It’s important to know that Hepatitis C is a condition where any changes manifest extremely slowly. Furthermore, most patients won’t experience any symptoms at all. In the moment when you get infected with this virus you’re dealing with acute hepatitis and can last anywhere from 6 to 8 weeks, sometimes even longer. In this phase it’s possible not to have any kind of symptoms so in many cases the patient isn’t even aware of the infection. If the symptoms appear, they manifest in a very mild manner.
Expected symptoms include fatigue, mild dizziness, stomach ache and loss of appetite. Statistically speaking, in 40% of cases the virus will disappear on its own, with the infection never really coming to its peak. If the virus doesn’t disappear after 6 months, the infection then transfers into chronic. 60% of cases of the acute hepatitis become chronic hepatitis C.
Hepatitis C causes acute symptoms in about 20% of cases, which are often weak and mild, reducing your energy, causing muscle pain and joint pain along with mild weight loss. Incubation period lasts about 6 weeks, where symptoms are shown only in about 25-30% of patients. They are very unspecific and can’t really be used for a reliable diagnosis about liver inflammation.
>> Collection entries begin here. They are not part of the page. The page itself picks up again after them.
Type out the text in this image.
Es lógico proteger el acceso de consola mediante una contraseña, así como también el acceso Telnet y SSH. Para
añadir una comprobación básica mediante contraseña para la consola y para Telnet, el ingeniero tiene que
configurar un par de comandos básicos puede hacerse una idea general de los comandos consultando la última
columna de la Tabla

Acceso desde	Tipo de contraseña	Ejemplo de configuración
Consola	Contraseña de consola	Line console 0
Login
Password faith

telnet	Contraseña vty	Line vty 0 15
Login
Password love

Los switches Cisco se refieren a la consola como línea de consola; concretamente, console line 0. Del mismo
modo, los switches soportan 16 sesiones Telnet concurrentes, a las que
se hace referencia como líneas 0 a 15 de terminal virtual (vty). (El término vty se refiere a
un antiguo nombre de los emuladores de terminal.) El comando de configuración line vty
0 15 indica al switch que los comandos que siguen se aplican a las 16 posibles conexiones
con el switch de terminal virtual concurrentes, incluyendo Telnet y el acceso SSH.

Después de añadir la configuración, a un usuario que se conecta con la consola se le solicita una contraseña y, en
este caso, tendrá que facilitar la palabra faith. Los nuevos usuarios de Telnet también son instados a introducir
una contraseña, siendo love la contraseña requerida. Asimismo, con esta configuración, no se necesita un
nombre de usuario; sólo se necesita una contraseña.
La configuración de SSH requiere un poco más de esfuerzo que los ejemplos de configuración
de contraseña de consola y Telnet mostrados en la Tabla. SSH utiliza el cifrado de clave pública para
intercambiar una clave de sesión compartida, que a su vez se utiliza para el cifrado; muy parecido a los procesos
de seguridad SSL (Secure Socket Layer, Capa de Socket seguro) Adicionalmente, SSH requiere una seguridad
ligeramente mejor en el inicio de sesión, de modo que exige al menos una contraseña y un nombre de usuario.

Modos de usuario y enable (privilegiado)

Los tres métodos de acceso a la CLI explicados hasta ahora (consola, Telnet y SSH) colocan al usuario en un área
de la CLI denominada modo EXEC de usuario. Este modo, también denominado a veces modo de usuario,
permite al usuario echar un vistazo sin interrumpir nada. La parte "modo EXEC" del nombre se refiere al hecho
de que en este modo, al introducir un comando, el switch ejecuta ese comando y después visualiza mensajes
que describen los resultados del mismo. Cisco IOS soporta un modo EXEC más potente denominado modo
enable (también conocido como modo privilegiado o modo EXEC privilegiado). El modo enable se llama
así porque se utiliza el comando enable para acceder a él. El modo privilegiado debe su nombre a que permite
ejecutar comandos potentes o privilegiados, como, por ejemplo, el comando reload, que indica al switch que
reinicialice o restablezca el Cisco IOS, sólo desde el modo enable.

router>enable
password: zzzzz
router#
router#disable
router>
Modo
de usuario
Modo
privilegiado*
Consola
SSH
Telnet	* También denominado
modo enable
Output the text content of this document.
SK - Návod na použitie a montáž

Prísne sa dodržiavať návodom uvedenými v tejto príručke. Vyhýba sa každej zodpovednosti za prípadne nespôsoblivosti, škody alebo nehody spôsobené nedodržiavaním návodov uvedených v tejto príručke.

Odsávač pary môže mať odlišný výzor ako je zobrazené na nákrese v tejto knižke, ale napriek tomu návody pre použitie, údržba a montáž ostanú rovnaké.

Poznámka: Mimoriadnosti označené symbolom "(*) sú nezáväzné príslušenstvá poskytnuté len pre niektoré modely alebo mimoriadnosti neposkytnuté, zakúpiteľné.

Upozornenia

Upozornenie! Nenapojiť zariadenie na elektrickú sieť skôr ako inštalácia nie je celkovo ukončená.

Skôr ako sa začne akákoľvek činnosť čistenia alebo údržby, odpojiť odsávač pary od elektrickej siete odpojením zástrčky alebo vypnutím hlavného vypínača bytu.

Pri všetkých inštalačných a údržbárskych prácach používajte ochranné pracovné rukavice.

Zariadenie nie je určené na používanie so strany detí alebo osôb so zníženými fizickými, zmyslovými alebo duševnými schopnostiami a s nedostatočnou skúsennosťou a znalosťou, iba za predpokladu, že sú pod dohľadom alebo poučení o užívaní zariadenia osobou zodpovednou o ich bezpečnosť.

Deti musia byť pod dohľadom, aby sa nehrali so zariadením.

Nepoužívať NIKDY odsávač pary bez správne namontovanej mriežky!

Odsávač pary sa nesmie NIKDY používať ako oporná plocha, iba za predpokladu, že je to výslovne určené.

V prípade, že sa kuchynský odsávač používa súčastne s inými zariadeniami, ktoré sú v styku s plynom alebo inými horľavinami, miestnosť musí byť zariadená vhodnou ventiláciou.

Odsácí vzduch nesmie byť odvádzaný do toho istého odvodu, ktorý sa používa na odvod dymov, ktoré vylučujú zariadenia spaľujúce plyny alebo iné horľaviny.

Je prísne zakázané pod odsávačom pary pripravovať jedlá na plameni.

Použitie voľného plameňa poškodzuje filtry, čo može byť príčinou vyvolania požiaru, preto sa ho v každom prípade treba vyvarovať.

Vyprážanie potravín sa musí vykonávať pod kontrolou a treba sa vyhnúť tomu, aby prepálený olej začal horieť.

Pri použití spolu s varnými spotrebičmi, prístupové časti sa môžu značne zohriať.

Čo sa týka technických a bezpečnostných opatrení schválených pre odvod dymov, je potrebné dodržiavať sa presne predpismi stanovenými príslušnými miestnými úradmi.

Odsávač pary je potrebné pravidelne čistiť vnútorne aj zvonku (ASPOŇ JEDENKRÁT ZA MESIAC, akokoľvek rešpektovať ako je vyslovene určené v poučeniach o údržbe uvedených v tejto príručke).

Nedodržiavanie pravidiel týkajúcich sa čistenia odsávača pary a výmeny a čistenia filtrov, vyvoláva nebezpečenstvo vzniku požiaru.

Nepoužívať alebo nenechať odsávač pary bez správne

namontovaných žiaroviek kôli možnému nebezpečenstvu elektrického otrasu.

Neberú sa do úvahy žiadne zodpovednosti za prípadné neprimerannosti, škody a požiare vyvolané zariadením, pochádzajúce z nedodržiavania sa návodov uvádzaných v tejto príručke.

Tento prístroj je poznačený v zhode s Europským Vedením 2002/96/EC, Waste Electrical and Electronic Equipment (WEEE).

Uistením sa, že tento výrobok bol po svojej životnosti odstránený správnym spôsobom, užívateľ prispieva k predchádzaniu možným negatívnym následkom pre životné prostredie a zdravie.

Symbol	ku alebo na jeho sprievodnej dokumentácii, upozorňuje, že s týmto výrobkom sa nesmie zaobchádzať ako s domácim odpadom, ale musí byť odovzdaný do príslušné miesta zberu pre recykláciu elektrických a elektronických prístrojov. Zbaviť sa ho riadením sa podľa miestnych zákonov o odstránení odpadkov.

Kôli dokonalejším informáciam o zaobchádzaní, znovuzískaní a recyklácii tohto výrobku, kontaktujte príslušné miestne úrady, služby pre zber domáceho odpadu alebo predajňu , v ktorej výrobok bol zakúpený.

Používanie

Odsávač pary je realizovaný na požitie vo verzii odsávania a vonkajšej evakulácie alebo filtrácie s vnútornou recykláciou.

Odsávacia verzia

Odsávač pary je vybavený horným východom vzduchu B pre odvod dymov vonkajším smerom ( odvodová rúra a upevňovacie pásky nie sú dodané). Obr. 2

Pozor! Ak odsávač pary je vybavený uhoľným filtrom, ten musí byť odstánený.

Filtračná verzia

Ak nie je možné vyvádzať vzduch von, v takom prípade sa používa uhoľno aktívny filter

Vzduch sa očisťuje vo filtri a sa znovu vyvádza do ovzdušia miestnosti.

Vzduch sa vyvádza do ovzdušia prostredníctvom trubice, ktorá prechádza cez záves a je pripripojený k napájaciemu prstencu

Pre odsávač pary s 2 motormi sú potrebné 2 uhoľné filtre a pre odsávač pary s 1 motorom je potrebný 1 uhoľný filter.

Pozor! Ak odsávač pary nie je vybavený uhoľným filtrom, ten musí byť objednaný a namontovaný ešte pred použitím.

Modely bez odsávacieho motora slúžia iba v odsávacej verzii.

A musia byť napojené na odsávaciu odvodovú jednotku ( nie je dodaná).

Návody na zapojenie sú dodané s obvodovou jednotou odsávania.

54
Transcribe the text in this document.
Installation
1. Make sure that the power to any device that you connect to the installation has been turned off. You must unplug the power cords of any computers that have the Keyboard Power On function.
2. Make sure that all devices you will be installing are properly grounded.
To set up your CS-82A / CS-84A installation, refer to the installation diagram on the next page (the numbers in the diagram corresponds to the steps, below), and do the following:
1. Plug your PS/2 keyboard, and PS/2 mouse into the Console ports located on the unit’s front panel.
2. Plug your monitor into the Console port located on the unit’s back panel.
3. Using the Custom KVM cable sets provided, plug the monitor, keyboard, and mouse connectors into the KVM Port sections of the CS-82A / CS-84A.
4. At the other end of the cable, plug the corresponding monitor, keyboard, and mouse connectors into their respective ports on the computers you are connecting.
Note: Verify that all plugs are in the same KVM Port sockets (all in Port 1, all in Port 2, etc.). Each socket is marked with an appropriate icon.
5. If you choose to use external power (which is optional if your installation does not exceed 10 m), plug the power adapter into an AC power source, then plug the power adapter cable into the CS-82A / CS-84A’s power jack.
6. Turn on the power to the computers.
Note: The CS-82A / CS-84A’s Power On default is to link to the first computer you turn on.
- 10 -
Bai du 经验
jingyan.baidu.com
In many cases patients who got infected with this virus do not feel sick while some others can feel as they have a mild flu which doesn’t require any special attention.
Due to unspecific hepatitis c symptoms in men the biggest number of infected is discovered at random, during systematic checkups, recruits, tests done for some other conditions and similar. Urine of some patients might become dark and skin might get a yellowish tone. Hepatitis symptoms can disappear after a couple of weeks, but this doesn’t necessarily mean that the infection has also gone missing. Liver inflammation can be determined by taking a blood test, measuring the two characteristic liver enzymes, known as ALT and AST. An increase in amount of these two enzymes shows a specific phase of liver damage. Cases of the acute hepatitis C are rarely discovered.
Hepatitis C virus causes a chronic infection in about 50-70% of infected persons and about 40-80% of those cases can be treated by different methods. In rare cases it is possible to experience a spontaneous retreat of the virus with absolutely no treatment. People infected with chronic hepatitis C need to avoid alcohol and any medication that might damage the liver, and also need to take vaccination against hepatitis A and B. People with liver cirrhosis need to be checked with an ultrasound test in order to spot and determine if the patient is suffering from liver cancer.
Alternative therapies also show quite efficiency in treating hepatitis C. However, there are no legit proofs that either of the alternative methods improves the prognosis of hepatitis C patients and there are no facts yet made about the effect of alternative therapies on the virus itself.